2d. The representatives in Congress are to be chosen, every second year, by the people of the several states. Consequently, it lies with the people themselves to say who shall represent them. It will, then, be their own fault if they do not choose the best men in the commonwealth.

Who are Congress, then? They are ourselves; the men of our own choice, in whom we can confide; whose interest is inseparably connected with our own. Why is it, then, that gentlemen speak of Congress as some foreign body, as a set of men who will seek every opportunity to enslave us? Such insinuations are repugnant to the spirit of the Constitution.
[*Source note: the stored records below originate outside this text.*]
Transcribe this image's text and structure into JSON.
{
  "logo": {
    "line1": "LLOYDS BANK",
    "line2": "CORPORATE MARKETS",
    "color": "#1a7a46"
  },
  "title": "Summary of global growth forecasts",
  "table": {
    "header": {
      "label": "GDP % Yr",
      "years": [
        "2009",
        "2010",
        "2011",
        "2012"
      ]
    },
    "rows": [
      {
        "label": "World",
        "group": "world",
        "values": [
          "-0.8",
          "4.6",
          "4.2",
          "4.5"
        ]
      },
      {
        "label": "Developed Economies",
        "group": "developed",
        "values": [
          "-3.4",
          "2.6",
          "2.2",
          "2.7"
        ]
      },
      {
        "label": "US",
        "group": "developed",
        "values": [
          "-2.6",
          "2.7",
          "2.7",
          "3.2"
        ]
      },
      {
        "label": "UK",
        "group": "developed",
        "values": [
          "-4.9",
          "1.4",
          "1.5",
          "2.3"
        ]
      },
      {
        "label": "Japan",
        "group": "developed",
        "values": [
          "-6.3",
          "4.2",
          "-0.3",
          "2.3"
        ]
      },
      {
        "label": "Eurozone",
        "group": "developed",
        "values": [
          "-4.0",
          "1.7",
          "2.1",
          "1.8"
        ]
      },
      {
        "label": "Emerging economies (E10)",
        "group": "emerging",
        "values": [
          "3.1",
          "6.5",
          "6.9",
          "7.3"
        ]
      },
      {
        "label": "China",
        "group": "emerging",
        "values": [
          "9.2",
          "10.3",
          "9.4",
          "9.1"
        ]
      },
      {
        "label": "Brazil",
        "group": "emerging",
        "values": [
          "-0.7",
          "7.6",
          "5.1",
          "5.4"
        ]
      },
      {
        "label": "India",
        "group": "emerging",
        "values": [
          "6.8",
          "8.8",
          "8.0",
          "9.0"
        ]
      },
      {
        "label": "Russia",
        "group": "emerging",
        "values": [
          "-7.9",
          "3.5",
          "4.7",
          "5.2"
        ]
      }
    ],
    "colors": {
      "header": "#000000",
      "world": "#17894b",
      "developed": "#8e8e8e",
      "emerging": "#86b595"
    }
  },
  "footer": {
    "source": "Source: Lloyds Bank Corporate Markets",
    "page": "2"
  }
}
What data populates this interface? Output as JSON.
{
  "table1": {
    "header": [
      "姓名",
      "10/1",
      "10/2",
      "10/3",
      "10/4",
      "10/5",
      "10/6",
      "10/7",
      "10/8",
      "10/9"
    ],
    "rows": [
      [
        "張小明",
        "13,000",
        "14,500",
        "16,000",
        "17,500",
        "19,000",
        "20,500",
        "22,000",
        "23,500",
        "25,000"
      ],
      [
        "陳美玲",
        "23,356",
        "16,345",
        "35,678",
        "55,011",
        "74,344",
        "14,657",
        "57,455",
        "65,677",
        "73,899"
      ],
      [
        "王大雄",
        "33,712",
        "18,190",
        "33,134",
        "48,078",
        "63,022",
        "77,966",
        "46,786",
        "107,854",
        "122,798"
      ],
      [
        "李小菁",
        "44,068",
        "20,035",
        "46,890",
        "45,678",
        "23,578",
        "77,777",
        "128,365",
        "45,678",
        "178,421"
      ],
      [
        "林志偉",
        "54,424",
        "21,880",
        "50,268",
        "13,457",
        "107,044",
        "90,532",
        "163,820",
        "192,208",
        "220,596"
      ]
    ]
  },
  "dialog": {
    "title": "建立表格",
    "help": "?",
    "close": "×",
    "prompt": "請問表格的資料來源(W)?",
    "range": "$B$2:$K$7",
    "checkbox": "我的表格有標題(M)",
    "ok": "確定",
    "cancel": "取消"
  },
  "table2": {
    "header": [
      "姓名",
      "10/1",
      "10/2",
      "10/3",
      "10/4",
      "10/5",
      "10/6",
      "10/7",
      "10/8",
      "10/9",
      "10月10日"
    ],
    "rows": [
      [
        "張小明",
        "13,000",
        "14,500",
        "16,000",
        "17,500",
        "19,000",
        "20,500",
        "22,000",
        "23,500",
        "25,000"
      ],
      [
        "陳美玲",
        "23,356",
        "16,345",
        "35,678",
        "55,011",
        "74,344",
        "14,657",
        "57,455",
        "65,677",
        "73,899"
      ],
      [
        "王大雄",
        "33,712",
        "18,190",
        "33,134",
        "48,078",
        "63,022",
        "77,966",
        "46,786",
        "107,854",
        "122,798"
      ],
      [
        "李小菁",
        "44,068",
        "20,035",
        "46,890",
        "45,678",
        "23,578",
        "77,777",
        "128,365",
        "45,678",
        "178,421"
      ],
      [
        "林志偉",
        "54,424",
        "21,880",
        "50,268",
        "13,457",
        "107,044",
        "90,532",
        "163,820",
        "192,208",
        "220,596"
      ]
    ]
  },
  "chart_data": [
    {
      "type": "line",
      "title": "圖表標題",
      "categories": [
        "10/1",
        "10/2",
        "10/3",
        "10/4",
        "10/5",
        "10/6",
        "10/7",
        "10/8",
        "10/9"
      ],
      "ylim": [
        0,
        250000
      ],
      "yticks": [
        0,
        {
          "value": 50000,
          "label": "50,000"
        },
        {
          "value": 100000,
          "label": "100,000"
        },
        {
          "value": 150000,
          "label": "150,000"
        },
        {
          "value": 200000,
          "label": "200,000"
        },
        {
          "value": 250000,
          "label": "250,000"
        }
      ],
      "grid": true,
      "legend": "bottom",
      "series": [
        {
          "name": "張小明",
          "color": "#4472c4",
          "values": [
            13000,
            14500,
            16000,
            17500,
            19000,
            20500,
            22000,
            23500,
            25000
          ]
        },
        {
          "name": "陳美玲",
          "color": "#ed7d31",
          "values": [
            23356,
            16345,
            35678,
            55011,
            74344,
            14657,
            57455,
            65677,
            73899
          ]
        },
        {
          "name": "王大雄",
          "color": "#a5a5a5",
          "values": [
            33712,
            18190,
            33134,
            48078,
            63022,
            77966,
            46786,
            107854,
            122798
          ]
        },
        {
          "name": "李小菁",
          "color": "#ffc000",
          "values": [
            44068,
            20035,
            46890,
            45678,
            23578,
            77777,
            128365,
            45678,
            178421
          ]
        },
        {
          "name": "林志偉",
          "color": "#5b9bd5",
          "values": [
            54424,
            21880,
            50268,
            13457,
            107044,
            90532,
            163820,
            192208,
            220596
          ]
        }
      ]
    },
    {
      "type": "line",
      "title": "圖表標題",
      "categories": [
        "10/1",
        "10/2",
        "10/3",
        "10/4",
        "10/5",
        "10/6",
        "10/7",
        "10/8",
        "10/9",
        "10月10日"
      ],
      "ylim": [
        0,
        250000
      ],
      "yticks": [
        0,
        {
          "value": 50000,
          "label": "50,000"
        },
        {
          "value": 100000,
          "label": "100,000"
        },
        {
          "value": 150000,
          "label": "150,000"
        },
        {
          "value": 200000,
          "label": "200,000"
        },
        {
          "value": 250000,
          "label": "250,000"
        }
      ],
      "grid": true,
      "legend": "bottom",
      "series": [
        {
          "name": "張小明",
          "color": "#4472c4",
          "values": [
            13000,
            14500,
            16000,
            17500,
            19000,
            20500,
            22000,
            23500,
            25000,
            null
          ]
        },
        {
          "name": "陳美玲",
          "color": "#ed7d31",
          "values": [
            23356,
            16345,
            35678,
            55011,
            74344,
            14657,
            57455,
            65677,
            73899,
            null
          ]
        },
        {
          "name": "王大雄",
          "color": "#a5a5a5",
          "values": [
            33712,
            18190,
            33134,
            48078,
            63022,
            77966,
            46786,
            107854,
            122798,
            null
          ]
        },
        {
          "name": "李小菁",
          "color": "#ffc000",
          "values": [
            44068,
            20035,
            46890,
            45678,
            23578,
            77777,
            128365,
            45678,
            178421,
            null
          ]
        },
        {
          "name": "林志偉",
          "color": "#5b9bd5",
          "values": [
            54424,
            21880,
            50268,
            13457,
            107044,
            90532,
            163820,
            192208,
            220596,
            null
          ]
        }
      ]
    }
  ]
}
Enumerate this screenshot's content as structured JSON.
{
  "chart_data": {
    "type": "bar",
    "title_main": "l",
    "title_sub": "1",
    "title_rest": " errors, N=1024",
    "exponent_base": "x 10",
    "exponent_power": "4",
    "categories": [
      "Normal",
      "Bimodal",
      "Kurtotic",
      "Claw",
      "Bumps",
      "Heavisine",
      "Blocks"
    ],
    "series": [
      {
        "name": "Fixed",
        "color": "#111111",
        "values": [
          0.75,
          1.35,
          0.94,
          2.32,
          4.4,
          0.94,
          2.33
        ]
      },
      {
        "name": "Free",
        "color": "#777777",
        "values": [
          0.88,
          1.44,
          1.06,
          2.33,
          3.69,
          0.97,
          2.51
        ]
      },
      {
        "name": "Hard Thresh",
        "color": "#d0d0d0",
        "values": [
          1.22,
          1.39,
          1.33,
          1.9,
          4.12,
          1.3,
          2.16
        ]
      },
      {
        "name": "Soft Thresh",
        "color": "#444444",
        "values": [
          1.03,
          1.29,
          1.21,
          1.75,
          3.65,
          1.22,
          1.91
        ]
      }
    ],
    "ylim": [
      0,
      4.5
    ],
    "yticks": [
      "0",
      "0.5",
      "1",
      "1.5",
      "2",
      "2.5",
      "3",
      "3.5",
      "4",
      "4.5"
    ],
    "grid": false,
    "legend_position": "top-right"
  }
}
But a worthy gentleman from Middleborough has told us, that, though they may be good men when chosen, they may become corrupt. They may so; nor is it in the power of angels or men to prevent it; but should this be the case, the Constitution has made provisions for such an event. When it happens, we shall know what method to adopt, in order to bring them to punishment. In all governments where offices are elective, there ever has been, and there ever will be, a competition of interests. They who are in office wish to keep in, and they who are out, to get in; the probable consequences of which will be, that they who are already in place will be attentive to the rights of the people, because they know that they are dependent on them for a future election, which can be secured by good behavior only. Besides, they who are out of office will watch them who are in, with a most critical eye, in order to discover and expose their malconduct, if guilty of any, that so they may step into their places. Every gentleman knows the influence that a desire to obtain a place, or the fear of losing it, hath on mankind. Mr. Borgh tells us, that, towards the close of the seven years for which the representatives are chosen in the British Parliament, they become exceedingly polite to the people. Why? Because they know there is an approaching election depending. This competition of interest, therefore, between those persons who are in and those who are out of office, will ever form one important check to the abuse of power in our representatives.